Morddrohungen gegen Schriftsteller
Dafür brauchte es nicht mal die Abrechnung mit dem Propheten. Schon 2013 wurde in Ägypten im Rahmen einer Fatwa - einem islamischen Rechtsgutachten - zum Mord an Samad aufgerufen. Anlass waren seine Thesen über den islamischen Faschismus. Die Politik nimmt die Drohungen ernst. Samads Sicherheit ist seit mehreren Jahren Thema in den höchsten deutschen Regierungskreisen. Was eine Fatwa darüber hinaus für das Leben eines Menschen bedeuten kann, lässt sich am Beispiel von Salman Rushdie nachzeichnen. Im Jahre 1989 verhängte der damalige iranische Staatschef Ruholla Chomeini die Fatwa über den indisch-britischen Schriftsteller. Fast 20 Jahre musste Rushdie wegen seiner Darstellung des Propheten Mohammed in seinem Buch „Die Satanischen Verse“ von der Polizei geschützt werden und lebte an geheimgehaltenen Orten.
Die islamische Kränkung
Die Vorabdrucke von „Mohamed – Eine Abrechnung“ auf Zeit Online schließen mit der Forderung, dass sich die muslimische Welt von dem krankhaften Verhalten ihres Glaubensführers distanzieren müsste. Dazu zähle auch die Neigung zum Beleidigtsein. Ein Beleidigtsein, welches in der Vergangenheit in Teilen der islamischen Gemeinschaft oftmals zu Gewaltexzessen geführt hat. Die Randale zum Anlass der Mohammed-Karikaturen, die Anschläge auf Charlie Hebdo, die jüngsten Ausschreitungen in Flüchtlingsheimen aufgrund vorangegangener islamkritischer Provokation – diese Phänomene legen zumindest die Vermutung nah, dass die Analysen des umstrittenen Autors keineswegs völlig entrückt von der Realität sind. Die Fatwa ist somit doppelt zu verurteilen: Sie steht nicht nur in Widerspruch zu europäischen Grundwerten, sie bestärkt auch noch die Wahrnehmung des Islams als vermeintliche Gefahr für Europas Wertegemeinschaft.
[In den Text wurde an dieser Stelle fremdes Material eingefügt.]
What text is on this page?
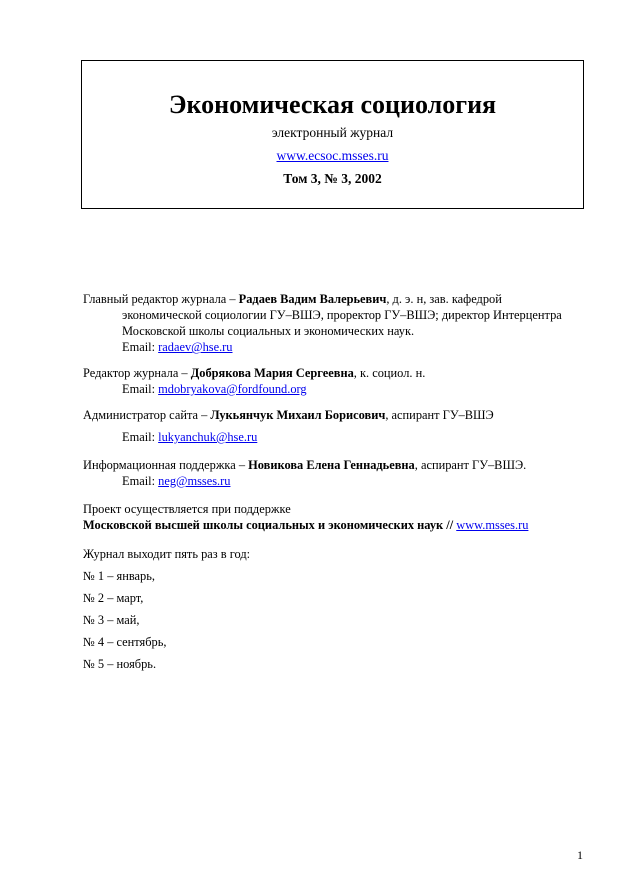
Экономическая социология
электронный журнал
www.ecsoc.msses.ru
Том 3, № 3, 2002
Главный редактор журнала – Радаев Вадим Валерьевич, д. э. н, зав. кафедрой
экономической социологии ГУ–ВШЭ, проректор ГУ–ВШЭ; директор Интерцентра
Московской школы социальных и экономических наук.
Email: radaev@hse.ru
Редактор журнала – Добрякова Мария Сергеевна, к. социол. н.
Email: mdobryakova@fordfound.org
Администратор сайта – Лукьянчук Михаил Борисович, аспирант ГУ–ВШЭ
Email: lukyanchuk@hse.ru
Информационная поддержка – Новикова Елена Геннадьевна, аспирант ГУ–ВШЭ.
Email: neg@msses.ru
Проект осуществляется при поддержке
Московской высшей школы социальных и экономических наук // www.msses.ru
Журнал выходит пять раз в год:
№ 1 – январь,
№ 2 – март,
№ 3 – май,
№ 4 – сентябрь,
№ 5 – ноябрь.
1
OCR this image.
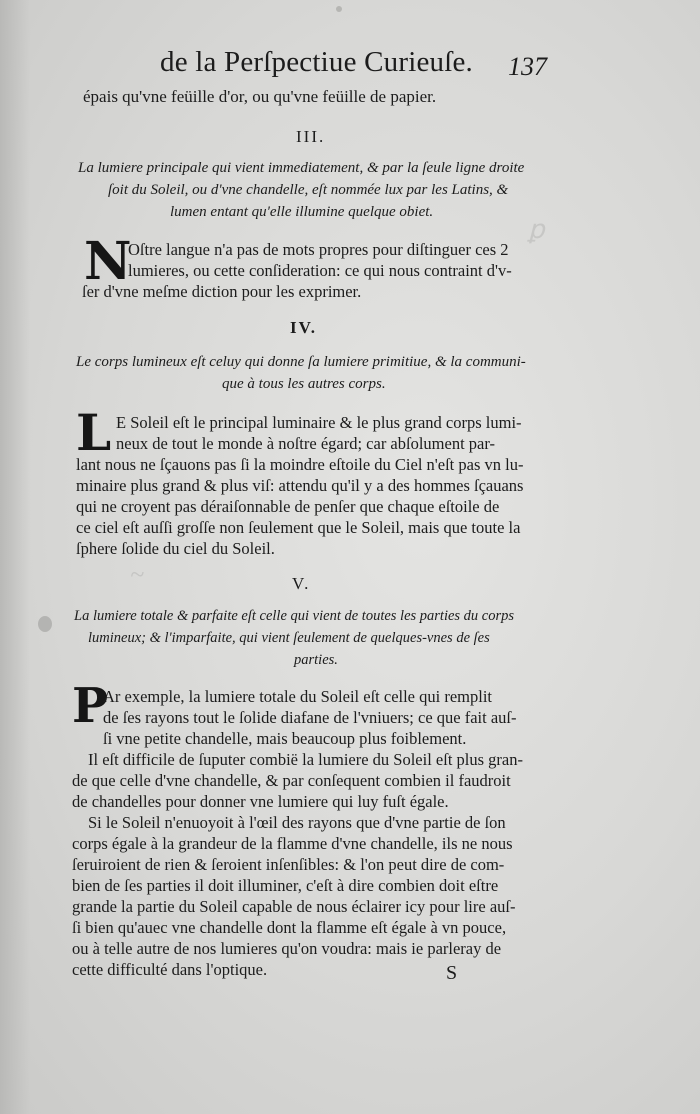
ꝑ
~
de la Perſpectiue Curieuſe.	137
épais qu'vne feüille d'or, ou qu'vne feüille de papier.
III.
La lumiere principale qui vient immediatement, & par la ſeule ligne droite
ſoit du Soleil, ou d'vne chandelle, eſt nommée lux par les Latins, &
lumen entant qu'elle illumine quelque obiet.
N
Oſtre langue n'a pas de mots propres pour diſtinguer ces 2
lumieres, ou cette conſideration: ce qui nous contraint d'v-
ſer d'vne meſme diction pour les exprimer.
IV.
Le corps lumineux eſt celuy qui donne ſa lumiere primitiue, & la communi-
que à tous les autres corps.
L E Soleil eſt le principal luminaire & le plus grand corps lumi-
neux de tout le monde à noſtre égard; car abſolument par-
lant nous ne ſçauons pas ſi la moindre eſtoile du Ciel n'eſt pas vn lu-
minaire plus grand & plus viſ: attendu qu'il y a des hommes ſçauans
qui ne croyent pas déraiſonnable de penſer que chaque eſtoile de
ce ciel eſt auſſi groſſe non ſeulement que le Soleil, mais que toute la
ſphere ſolide du ciel du Soleil.
V.
La lumiere totale & parfaite eſt celle qui vient de toutes les parties du corps
lumineux; & l'imparfaite, qui vient ſeulement de quelques-vnes de ſes
parties.
P
Ar exemple, la lumiere totale du Soleil eſt celle qui remplit
de ſes rayons tout le ſolide diafane de l'vniuers; ce que fait auſ-
ſi vne petite chandelle, mais beaucoup plus foiblement.
Il eſt difficile de ſuputer combië la lumiere du Soleil eſt plus gran-
de que celle d'vne chandelle, & par conſequent combien il faudroit
de chandelles pour donner vne lumiere qui luy fuſt égale.
Si le Soleil n'enuoyoit à l'œil des rayons que d'vne partie de ſon
corps égale à la grandeur de la flamme d'vne chandelle, ils ne nous
ſeruiroient de rien & ſeroient inſenſibles: & l'on peut dire de com-
bien de ſes parties il doit illuminer, c'eſt à dire combien doit eſtre
grande la partie du Soleil capable de nous éclairer icy pour lire auſ-
ſi bien qu'auec vne chandelle dont la flamme eſt égale à vn pouce,
ou à telle autre de nos lumieres qu'on voudra: mais ie parleray de
cette difficulté dans l'optique.	S
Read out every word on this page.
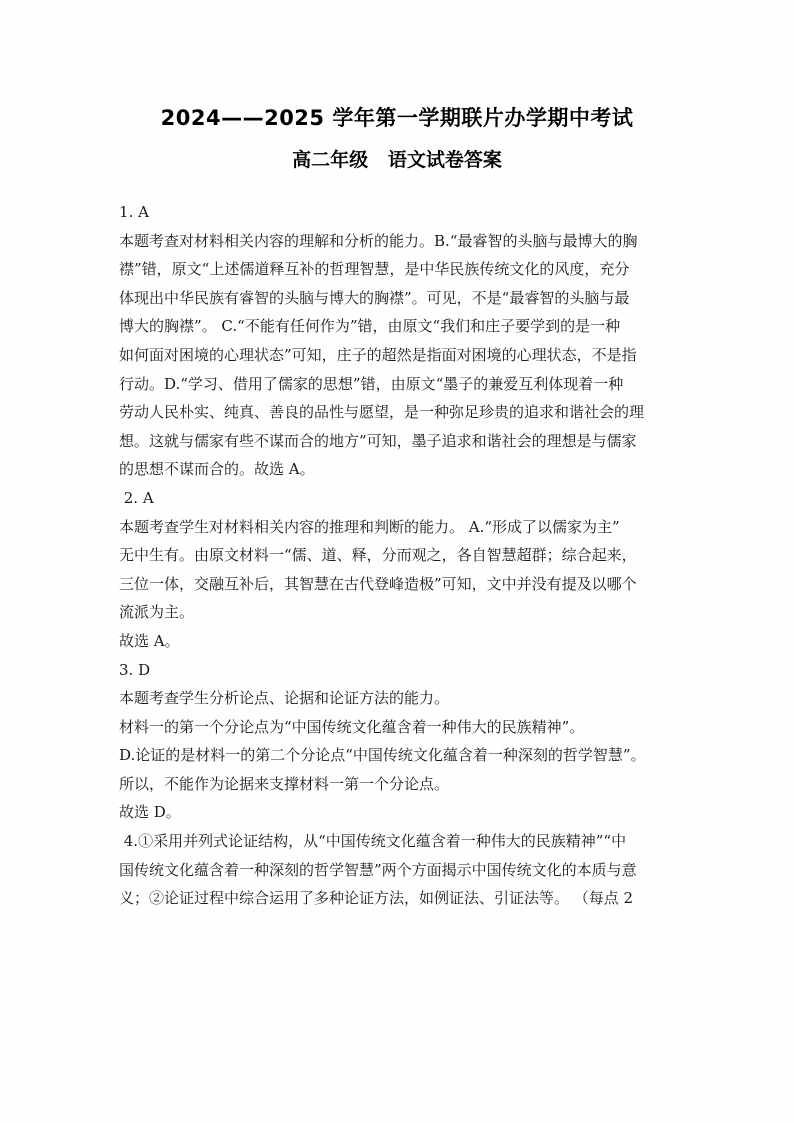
2024——2025 学年第一学期联片办学期中考试
高二年级   语文试卷答案
1. A
本题考查对材料相关内容的理解和分析的能力。B.“最睿智的头脑与最博大的胸
襟”错，原文“上述儒道释互补的哲理智慧，是中华民族传统文化的风度，充分
体现出中华民族有睿智的头脑与博大的胸襟”。可见，不是“最睿智的头脑与最
博大的胸襟”。 C.“不能有任何作为”错，由原文“我们和庄子要学到的是一种
如何面对困境的心理状态”可知，庄子的超然是指面对困境的心理状态，不是指
行动。D.“学习、借用了儒家的思想”错，由原文“墨子的兼爱互利体现着一种
劳动人民朴实、纯真、善良的品性与愿望，是一种弥足珍贵的追求和谐社会的理
想。这就与儒家有些不谋而合的地方”可知，墨子追求和谐社会的理想是与儒家
的思想不谋而合的。故选 A。
2. A
本题考查学生对材料相关内容的推理和判断的能力。 A.“形成了以儒家为主”
无中生有。由原文材料一“儒、道、释，分而观之，各自智慧超群；综合起来，
三位一体，交融互补后，其智慧在古代登峰造极”可知，文中并没有提及以哪个
流派为主。
故选 A。
3. D
本题考查学生分析论点、论据和论证方法的能力。
材料一的第一个分论点为“中国传统文化蕴含着一种伟大的民族精神”。
D.论证的是材料一的第二个分论点“中国传统文化蕴含着一种深刻的哲学智慧”。
所以，不能作为论据来支撑材料一第一个分论点。
故选 D。
4.①采用并列式论证结构，从“中国传统文化蕴含着一种伟大的民族精神”“中
国传统文化蕴含着一种深刻的哲学智慧”两个方面揭示中国传统文化的本质与意
义；②论证过程中综合运用了多种论证方法，如例证法、引证法等。 （每点 2
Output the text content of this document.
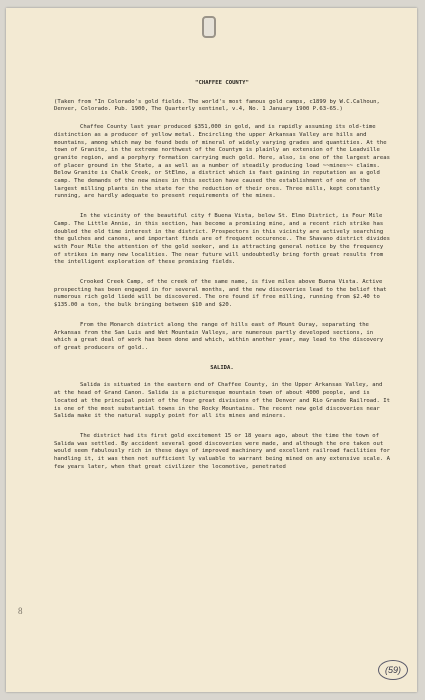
"CHAFFEE COUNTY"

(Taken from "In Colorado's gold fields. The world's most famous gold camps, c1899 by W.C.Calhoun, Denver, Colorado. Pub. 1900, The Quarterly sentinel, v.4, No. 1 January 1900 P.63-65.)

Chaffee County last year produced $351,000 in gold, and is rapidly assuming its old-time distinction as a producer of yellow metal. Encircling the upper Arkansas Valley are hills and mountains, among which may be found beds of mineral of widely varying grades and quantities. At the town of Granite, in the extreme northwest of the Countym is plainly an extension of the Leadville granite region, and a porphyry formation carrying much gold. Here, also, is one of the largest areas of placer ground in the State, a as well as a number of steadily producing load ~~mines~~ claims. Below Granite is Chalk Creek, or StElmo, a district which is fast gaining in reputation as a gold camp. The demands of the new mines in this section have caused the establishment of one of the largest milling plants in the state for the reduction of their ores. Three mills, kept constantly running, are hardly adequate to present requirements of the mines.

In the vicinity of the beautiful city f Buena Vista, below St. Elmo District, is Four Mile Camp. The Little Annie, in this section, has become a promising mine, and a recent rich strike has doubled the old time interest in the district. Prospectors in this vicinity are actively searching the gulches and canons, and important finds are of frequent occurence.. The Shavano district divides with Four Mile the attention of the gold seeker, and is attracting general notice by the frequency of strikes in many new localities. The near future will undoubtedly bring forth great results from the intelligent exploration of these promising fields.

Crooked Creek Camp, of the creek of the same name, is five miles above Buena Vista. Active prospecting has been engaged in for several months, and the new discoveries lead to the belief that numerous rich gold liedé will be discovered. The ore found if free milling, running from $2.40 to $135.00 a ton, the bulk bringing between $10 and $20.

From the Monarch district along the range of hills east of Mount Ouray, separating the Arkansas from the San Luis and Wet Mountain Valleys, are numerous partly developed sections, in which a great deal of work has been done and which, within another year, may lead to the discovery of great producers of gold..

SALIDA.

Salida is situated in the eastern end of Chaffee County, in the Upper Arkansas Valley, and at the head of Grand Canon. Salida is a picturesque mountain town of about 4000 people, and is located at the principal point of the four great divisions of the Denver and Rio Grande Railroad. It is one of the most substantial towns in the Rocky Mountains. The recent new gold discoveries near Salida make it the natural supply point for all its mines and miners.

The district had its first gold excitement 15 or 18 years ago, about the time the town of Salida was settled. By accident several good discoveries were made, and although the ore taken out would seem fabulously rich in these days of improved machinery and excellent railroad facilities for handling it, it was then not sufficient ly valuable to warrant being mined on any extensive scale. A few years later, when that great civilizer the locomotive, penetrated

8
(59)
Die Fatwa ist der eigentliche Skandal
Historiker und Islamwissenschaftler, Imame und Gläubige, sie können „Mohammed - Eine Abrechnung“ nach Herzenlust auseinander nehmen. Das sollen sie auch. Die Meinungsfreiheit in Europa muss für alle gelten. Sowohl für Samad als auch für seine Kritiker. Doch wenn es um Leben und Tod geht, muss sich Europa hinter Samad stellen wie es sich hinter die Redaktion von Charlie Hebdo gestellt hat. Eine Morddrohung aufgrund von Religionskritik darf nicht als Bagatelle hingenommen werden. Wenn die Frage also lautet: „Darf der das?“, so muss Europas Antwort laut und deutlich sein: Ja, er darf das!